이 과정에서 아래의 에러가 계속 발생하였다..
[ 83%] Building NVCC (Device) object caffe2/CMakeFiles/torch_cuda.dir/__/aten/src/ATen/native/cuda/torch_cuda_generated_BinaryMulDivKernel.cu.o
/usr/include/c++/7/cmath: In static member function ‘static scalar_t at::native::div_floor_kernel_cuda(at::TensorIterator&)::<lambda()>::<lambda()>::<lambda(scalar_t, scalar_t)>::_FUN(scalar_t, scalar_t)’:
/usr/include/c++/7/cmath:1302:38: internal compiler error: Segmentation fault
{ return __builtin_copysignf(__x, __y); }
^
Please submit a full bug report,
with preprocessed source if appropriate.
See <file:///usr/share/doc/gcc-7/README.Bugs> for instructions.
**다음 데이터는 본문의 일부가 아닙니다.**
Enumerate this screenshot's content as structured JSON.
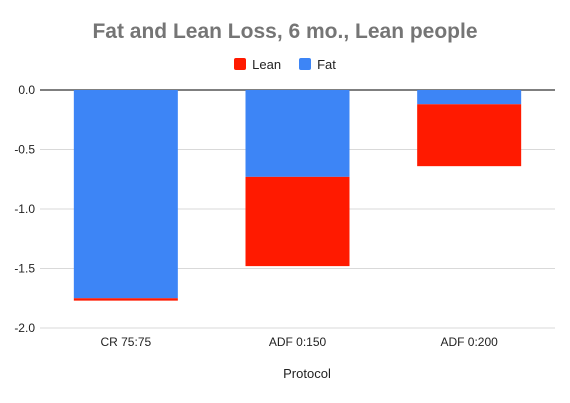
{
  "chart_data": {
    "type": "bar",
    "stacked": true,
    "title": "Fat and Lean Loss, 6 mo., Lean people",
    "xlabel": "Protocol",
    "ylabel": "",
    "categories": [
      "CR 75:75",
      "ADF 0:150",
      "ADF 0:200"
    ],
    "series": [
      {
        "name": "Lean",
        "color": "#ff1a00",
        "values": [
          -0.02,
          -0.75,
          -0.52
        ]
      },
      {
        "name": "Fat",
        "color": "#3d85f6",
        "values": [
          -1.75,
          -0.73,
          -0.12
        ]
      }
    ],
    "stack_order_from_zero": [
      "Fat",
      "Lean"
    ],
    "ylim": [
      -2.0,
      0.0
    ],
    "yticks": [
      "0.0",
      "-0.5",
      "-1.0",
      "-1.5",
      "-2.0"
    ],
    "ytick_values": [
      0.0,
      -0.5,
      -1.0,
      -1.5,
      -2.0
    ],
    "grid": true,
    "legend_position": "top"
  }
}
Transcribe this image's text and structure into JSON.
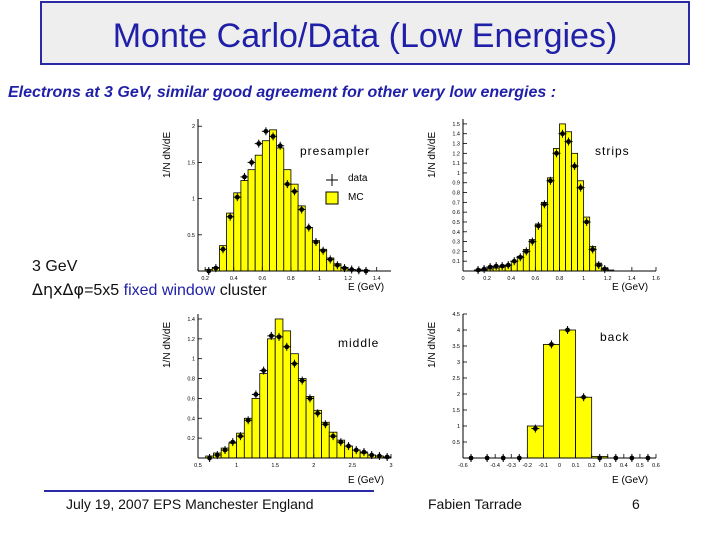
{
  "slide": {
    "title": "Monte Carlo/Data (Low Energies)",
    "subtitle": "Electrons at 3 GeV, similar good agreement for other very low energies :",
    "label_energy": "3 GeV",
    "label_window_symbols": "ΔηxΔφ",
    "label_window_size": "=5x5",
    "label_window_fixed": "fixed window",
    "label_window_cluster": "cluster",
    "footer_left": "July 19, 2007  EPS Manchester England",
    "footer_center": "Fabien Tarrade",
    "footer_right": "6"
  },
  "colors": {
    "title": "#1f1fa8",
    "hist_fill": "#ffff00",
    "markers": "#000000"
  },
  "chart_data": [
    {
      "type": "bar",
      "name": "presampler",
      "xlabel": "E (GeV)",
      "ylabel": "1/N dN/dE",
      "xlim": [
        0.15,
        1.5
      ],
      "ylim": [
        0,
        2.1
      ],
      "xticks": [
        "0.2",
        "0.4",
        "0.6",
        "0.8",
        "1",
        "1.2",
        "1.4"
      ],
      "xtick_values": [
        0.2,
        0.4,
        0.6,
        0.8,
        1,
        1.2,
        1.4
      ],
      "yticks": [
        "0.5",
        "1",
        "1.5",
        "2"
      ],
      "ytick_values": [
        0.5,
        1,
        1.5,
        2
      ],
      "bin_edges": [
        0.2,
        0.25,
        0.3,
        0.35,
        0.4,
        0.45,
        0.5,
        0.55,
        0.6,
        0.65,
        0.7,
        0.75,
        0.8,
        0.85,
        0.9,
        0.95,
        1.0,
        1.05,
        1.1,
        1.15,
        1.2,
        1.25,
        1.3,
        1.35,
        1.4
      ],
      "mc_values": [
        0.02,
        0.05,
        0.35,
        0.8,
        1.08,
        1.25,
        1.4,
        1.6,
        1.8,
        1.95,
        1.7,
        1.4,
        1.2,
        0.9,
        0.6,
        0.42,
        0.3,
        0.18,
        0.1,
        0.05,
        0.02,
        0.01,
        0.01,
        0.0
      ],
      "data_x": [
        0.225,
        0.275,
        0.325,
        0.375,
        0.425,
        0.475,
        0.525,
        0.575,
        0.625,
        0.675,
        0.725,
        0.775,
        0.825,
        0.875,
        0.925,
        0.975,
        1.025,
        1.075,
        1.125,
        1.175,
        1.225,
        1.275,
        1.325
      ],
      "data_values": [
        0.0,
        0.04,
        0.3,
        0.75,
        1.02,
        1.3,
        1.5,
        1.76,
        1.93,
        1.86,
        1.73,
        1.2,
        1.1,
        0.85,
        0.6,
        0.4,
        0.28,
        0.16,
        0.08,
        0.04,
        0.02,
        0.01,
        0.0
      ],
      "legend": [
        "data",
        "MC"
      ]
    },
    {
      "type": "bar",
      "name": "strips",
      "xlabel": "E (GeV)",
      "ylabel": "1/N dN/dE",
      "xlim": [
        0,
        1.6
      ],
      "ylim": [
        0,
        1.55
      ],
      "xticks": [
        "0",
        "0.2",
        "0.4",
        "0.6",
        "0.8",
        "1",
        "1.2",
        "1.4",
        "1.6"
      ],
      "xtick_values": [
        0,
        0.2,
        0.4,
        0.6,
        0.8,
        1,
        1.2,
        1.4,
        1.6
      ],
      "yticks": [
        "0.1",
        "0.2",
        "0.3",
        "0.4",
        "0.5",
        "0.6",
        "0.7",
        "0.8",
        "0.9",
        "1",
        "1.1",
        "1.2",
        "1.3",
        "1.4",
        "1.5"
      ],
      "ytick_values": [
        0.1,
        0.2,
        0.3,
        0.4,
        0.5,
        0.6,
        0.7,
        0.8,
        0.9,
        1,
        1.1,
        1.2,
        1.3,
        1.4,
        1.5
      ],
      "bin_edges": [
        0,
        0.05,
        0.1,
        0.15,
        0.2,
        0.25,
        0.3,
        0.35,
        0.4,
        0.45,
        0.5,
        0.55,
        0.6,
        0.65,
        0.7,
        0.75,
        0.8,
        0.85,
        0.9,
        0.95,
        1.0,
        1.05,
        1.1,
        1.15,
        1.2,
        1.25,
        1.3,
        1.35,
        1.4,
        1.45,
        1.5,
        1.55,
        1.6
      ],
      "mc_values": [
        0,
        0,
        0.01,
        0.01,
        0.02,
        0.03,
        0.04,
        0.06,
        0.1,
        0.15,
        0.22,
        0.32,
        0.48,
        0.7,
        0.95,
        1.25,
        1.5,
        1.42,
        1.2,
        0.92,
        0.55,
        0.25,
        0.08,
        0.03,
        0.01,
        0,
        0,
        0,
        0,
        0,
        0,
        0
      ],
      "data_x": [
        0.125,
        0.175,
        0.225,
        0.275,
        0.325,
        0.375,
        0.425,
        0.475,
        0.525,
        0.575,
        0.625,
        0.675,
        0.725,
        0.775,
        0.825,
        0.875,
        0.925,
        0.975,
        1.025,
        1.075,
        1.125,
        1.175
      ],
      "data_values": [
        0.01,
        0.02,
        0.04,
        0.05,
        0.05,
        0.06,
        0.1,
        0.14,
        0.2,
        0.3,
        0.46,
        0.68,
        0.92,
        1.2,
        1.4,
        1.32,
        1.07,
        0.85,
        0.5,
        0.22,
        0.06,
        0.02
      ]
    },
    {
      "type": "bar",
      "name": "middle",
      "xlabel": "E (GeV)",
      "ylabel": "1/N dN/dE",
      "xlim": [
        0.5,
        3.0
      ],
      "ylim": [
        0,
        1.45
      ],
      "xticks": [
        "0.5",
        "1",
        "1.5",
        "2",
        "2.5",
        "3"
      ],
      "xtick_values": [
        0.5,
        1,
        1.5,
        2,
        2.5,
        3
      ],
      "yticks": [
        "0.2",
        "0.4",
        "0.6",
        "0.8",
        "1",
        "1.2",
        "1.4"
      ],
      "ytick_values": [
        0.2,
        0.4,
        0.6,
        0.8,
        1,
        1.2,
        1.4
      ],
      "bin_edges": [
        0.6,
        0.7,
        0.8,
        0.9,
        1.0,
        1.1,
        1.2,
        1.3,
        1.4,
        1.5,
        1.6,
        1.7,
        1.8,
        1.9,
        2.0,
        2.1,
        2.2,
        2.3,
        2.4,
        2.5,
        2.6,
        2.7,
        2.8,
        2.9,
        3.0
      ],
      "mc_values": [
        0.02,
        0.05,
        0.1,
        0.15,
        0.25,
        0.4,
        0.6,
        0.85,
        1.2,
        1.4,
        1.28,
        1.05,
        0.8,
        0.62,
        0.48,
        0.36,
        0.26,
        0.18,
        0.12,
        0.08,
        0.05,
        0.03,
        0.02,
        0.01
      ],
      "data_x": [
        0.65,
        0.75,
        0.85,
        0.95,
        1.05,
        1.15,
        1.25,
        1.35,
        1.45,
        1.55,
        1.65,
        1.75,
        1.85,
        1.95,
        2.05,
        2.15,
        2.25,
        2.35,
        2.45,
        2.55,
        2.65,
        2.75,
        2.85,
        2.95
      ],
      "data_values": [
        0.0,
        0.03,
        0.08,
        0.16,
        0.22,
        0.38,
        0.64,
        0.88,
        1.23,
        1.22,
        1.12,
        0.95,
        0.78,
        0.6,
        0.45,
        0.34,
        0.22,
        0.16,
        0.12,
        0.08,
        0.06,
        0.03,
        0.02,
        0.01
      ]
    },
    {
      "type": "bar",
      "name": "back",
      "xlabel": "E (GeV)",
      "ylabel": "1/N dN/dE",
      "xlim": [
        -0.6,
        0.6
      ],
      "ylim": [
        0,
        4.5
      ],
      "xticks": [
        "-0.6",
        "-0.4",
        "-0.3",
        "-0.2",
        "-0.1",
        "0",
        "0.1",
        "0.2",
        "0.3",
        "0.4",
        "0.5",
        "0.6"
      ],
      "xtick_values": [
        -0.6,
        -0.4,
        -0.3,
        -0.2,
        -0.1,
        0,
        0.1,
        0.2,
        0.3,
        0.4,
        0.5,
        0.6
      ],
      "yticks": [
        "0.5",
        "1",
        "1.5",
        "2",
        "2.5",
        "3",
        "3.5",
        "4",
        "4.5"
      ],
      "ytick_values": [
        0.5,
        1,
        1.5,
        2,
        2.5,
        3,
        3.5,
        4,
        4.5
      ],
      "bin_edges": [
        -0.2,
        -0.1,
        0,
        0.1,
        0.2,
        0.3
      ],
      "mc_values": [
        1.0,
        3.55,
        4.0,
        1.9,
        0.05
      ],
      "data_x": [
        -0.55,
        -0.45,
        -0.35,
        -0.25,
        -0.15,
        -0.05,
        0.05,
        0.15,
        0.25,
        0.35,
        0.45,
        0.55
      ],
      "data_values": [
        0,
        0,
        0,
        0,
        0.92,
        3.55,
        4.0,
        1.9,
        0,
        0,
        0,
        0
      ]
    }
  ]
}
CMake Error at torch_cuda_generated_BinaryMulDivKernel.cu.o.Release.cmake:281 (message):
Error generating file
/home/mingi/pytorch-build/caffe2/CMakeFiles/torch_cuda.dir/__/aten/src/ATen/native/cuda/./torch_cuda_generated_BinaryMulDivKernel.cu.o
caffe2/CMakeFiles/torch_cuda.dir/build.make:79721: recipe for target 'caffe2/CMakeFiles/torch_cuda.dir/__/aten/src/ATen/native/cuda/torch_cuda_generated_BinaryMulDivKernel.cu.o' failed
make[2]: *** [caffe2/CMakeFiles/torch_cuda.dir/__/aten/src/ATen/native/cuda/torch_cuda_generated_BinaryMulDivKernel.cu.o] Error 1
CMakeFiles/Makefile2:3683: recipe for target 'caffe2/CMakeFiles/torch_cuda.dir/all' failed
make[1]: *** [caffe2/CMakeFiles/torch_cuda.dir/all] Error 2
Makefile:159: recipe for target 'all' failed
make: *** [all] Error 2
그래서 swapfile로 스왑 메모리를 추가해주었는데도 계속 실패하였음..
sudo swapoff /swapfile
sudo rm /swapfile
sudo fallocate -l 8G /swapfile
sudo chmod 600 /swapfile
sudo mkswap /swapfile
sudo swapon /swapfile
위의 문제가 메모리 부족 현상이라는 것을 깨닫고, 이전에 설치했던 파일 모두 삭제한 후, 메모리를 parallel을 1로 설정하여 다시 빌드
위의 과정을 거쳐 최종적으로 완성된 libtorch 설치 코드
git clone -b v1.8.0 --recurse-submodule https://github.com/pytorch/pytorch.git
mkdir pytorch-build
cd pytorch-build
cmake -DBUILD_SHARED_LIBS:BOOL=ON -DCMAKE_BUILD_TYPE:STRING=Release -DPYTHON_EXECUTABLE:PATH=`which python3` -DCMAKE_INSTALL_PREFIX:PATH=../pytorch-install -DCMAKE_CUDA_COMPILER=/usr/local/cuda/bin/nvcc ../pytorch
cmake --build . --parallel 1 --target install
이후 아래와 같이 빌드를 수행하면 된다.
mkdir build
cd build
cmake ..
make
위의 과정으로 빌드해서 libtorch를 사용했을 때, cuda를 잡지 못한다는 것을 발견하였음.. 따라서 아래와 같이 cmake 빌드를 할 때, cuda를 잡을 수 있도록 해주어야한다..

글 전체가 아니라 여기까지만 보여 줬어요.